Parrot was a division of London Records and mainly released UK artists such as Them, the Zombies and Lulu, but also put out over a dozen singles recorded in the US, including this one. The release as Parrot 316 in January 1967 follows the great Yesterday’s Children’s “To Be or Not To Be” / “Baby I Want You”, released as Parrot 314 in December, 1966. Both singles share H. & L. Music Corp. BMI as publisher, and a similar quality of production, so possibly the Luv Bandits was a Hugo & Luigi Production like Yesterday’s Children, though a different writer, Edward Pivirotto, is listed as composer of the Yesterday’s Children songs. The only other act on Parrot that has Hugo & Luigi credits (that I know of) was Flip Cartridge with three singles on Parrot.

Parrot’s US artists usually came from either the upper Midwest or the West Coast, but Yesterday’s Children were from the towns of Cheshire and Prospect, Connecticut, and I would guess the Luv Bandits also were from the East Coast.

Both bands also had four-song EPs released in France that included two extra songs not released in the U.S. The Luv Bandits EP came out on Disc AZ EP 1100 with both sides of the single, plus two songs I haven’t heard yet, “The Land Of Ecstasy” and “Why Tell The World”. The Yesterday’s Children EP followed as Disc AZ EP 1101 and included “Love and Things” and “Dance All Night”. Unfortunately the Luv Bandits EP didn’t feature a cool band photo like the Yesterday’s Children.
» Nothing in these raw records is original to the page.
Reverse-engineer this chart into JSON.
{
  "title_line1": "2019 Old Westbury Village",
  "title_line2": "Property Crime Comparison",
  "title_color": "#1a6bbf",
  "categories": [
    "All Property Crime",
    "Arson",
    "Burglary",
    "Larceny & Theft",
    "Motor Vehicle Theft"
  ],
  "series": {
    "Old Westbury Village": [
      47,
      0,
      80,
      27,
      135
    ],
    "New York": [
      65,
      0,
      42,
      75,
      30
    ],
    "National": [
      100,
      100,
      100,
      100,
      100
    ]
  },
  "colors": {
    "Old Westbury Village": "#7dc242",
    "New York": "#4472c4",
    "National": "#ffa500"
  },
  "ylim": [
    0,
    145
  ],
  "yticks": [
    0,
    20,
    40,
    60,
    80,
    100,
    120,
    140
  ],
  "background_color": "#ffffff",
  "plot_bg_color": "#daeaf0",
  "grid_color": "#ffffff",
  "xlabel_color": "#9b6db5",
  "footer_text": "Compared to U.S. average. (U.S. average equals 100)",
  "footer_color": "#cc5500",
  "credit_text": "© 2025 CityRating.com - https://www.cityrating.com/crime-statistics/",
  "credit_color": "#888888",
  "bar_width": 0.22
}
Could they be the same band? There are similarities in approach, though the lead vocalists do not sound the same to my ears. Yesterday’s Children were Denis Croce, Richard Croce, Reggie Wright, Chuck Maher and Ralph Muscatelli.

Blue Creed “Need a Friend”

Blue Creed Mo Go PS Need A Friend

Blue Creed Mo Go 45 Need A FriendRecords like this one keep collecting interesting. Blue Creed came from somewhere in West Virginia. I haven’t been able to find out anything about the band yet.
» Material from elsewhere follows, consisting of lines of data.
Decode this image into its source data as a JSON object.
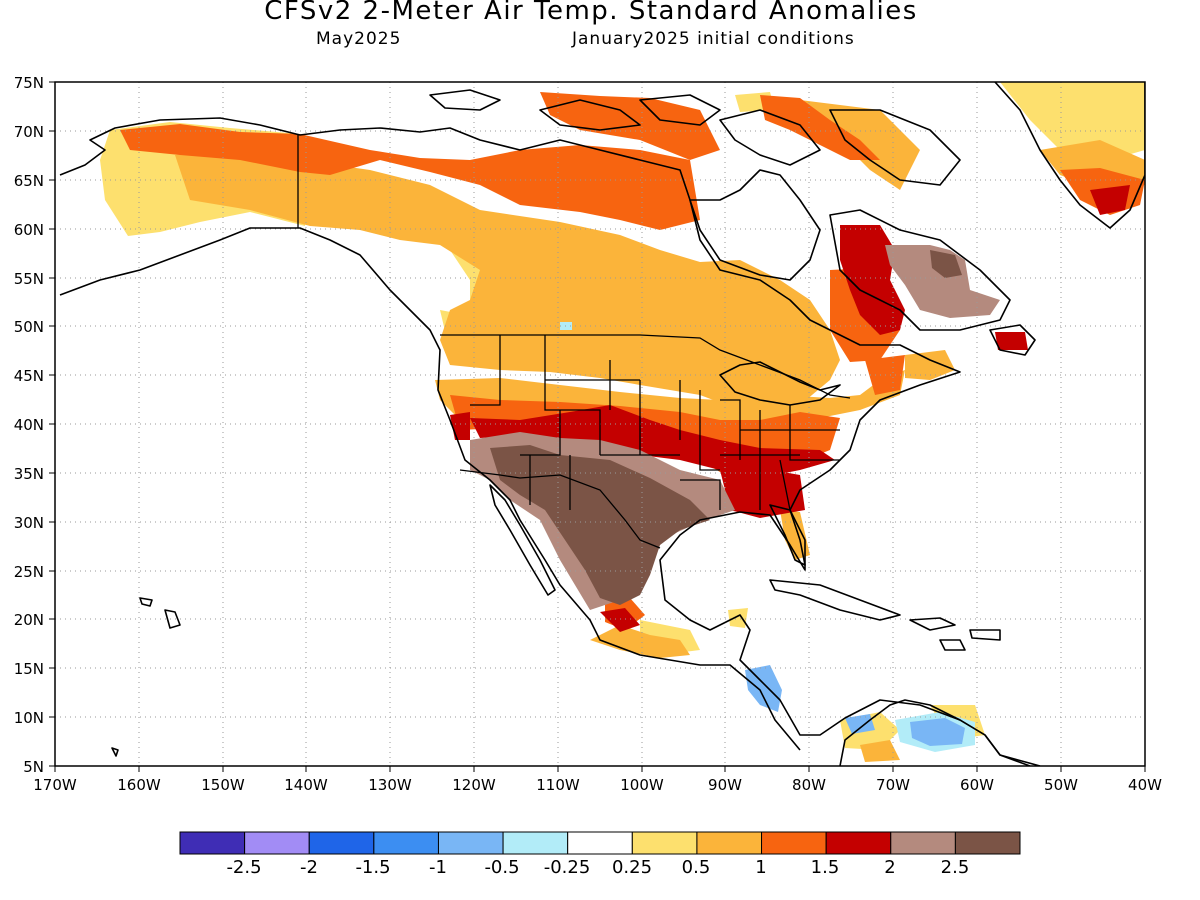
{
  "header": {
    "title": "CFSv2 2-Meter Air Temp. Standard Anomalies",
    "valid_month": "May2025",
    "initial_conditions": "January2025 initial conditions"
  },
  "map": {
    "projection": "lat-lon",
    "lon_range": [
      -170,
      -40
    ],
    "lat_range": [
      5,
      75
    ],
    "lat_labels": [
      "5N",
      "10N",
      "15N",
      "20N",
      "25N",
      "30N",
      "35N",
      "40N",
      "45N",
      "50N",
      "55N",
      "60N",
      "65N",
      "70N",
      "75N"
    ],
    "lon_labels": [
      "170W",
      "160W",
      "150W",
      "140W",
      "130W",
      "120W",
      "110W",
      "100W",
      "90W",
      "80W",
      "70W",
      "60W",
      "50W",
      "40W"
    ],
    "grid": "dotted"
  },
  "colorbar": {
    "colors": [
      "#3f2db5",
      "#a28cf5",
      "#1f65e8",
      "#3c8ef2",
      "#79b6f5",
      "#b2ecf8",
      "#ffffff",
      "#fde06e",
      "#fbb43a",
      "#f76410",
      "#c40000",
      "#b48a7e",
      "#7b5446"
    ],
    "labels": [
      "-2.5",
      "-2",
      "-1.5",
      "-1",
      "-0.5",
      "-0.25",
      "0.25",
      "0.5",
      "1",
      "1.5",
      "2",
      "2.5"
    ]
  }
}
It seems likely they recorded at Midway Recording Studio in Hurricane, West Virginia. The related Alta record label usually has a Hurricane address on it, but in the case of the Blue Creed single, Midway-Alta is listed at Camden-on-Gauley, WV, two hours drive east of Hurricane.

Luckily the Blue Creed put some of their names on the labels. Gary Gordon, Dave Franco and Bill Rexroad wrote “Need a Friend”, and the three of them plus Ron Sweeney wrote “Sugarbabe”.

Both songs feature hoarse, exaggerated vocals, a heavily distorted organ sound, a guitarist who sounds something like Jorma, especially on “Sugarbabe”, and a drummer who likes to hit the crash cymbal loudly and often.

Amazingly this came with a sleeve (which I don’t own), sporting a photo of the band in hip clothes, wigs and sunglasses. Two or three of the band look like they’re from an earlier generation of musician than 1970 psychedelia.

I’ve seen the label listed as Moigo Records, but I think Mo Go is more correct, release # 4570. The ARP-1339/40 suggests American Record Pressing Co. in Michigan. Publishing by Sexman Pub Co.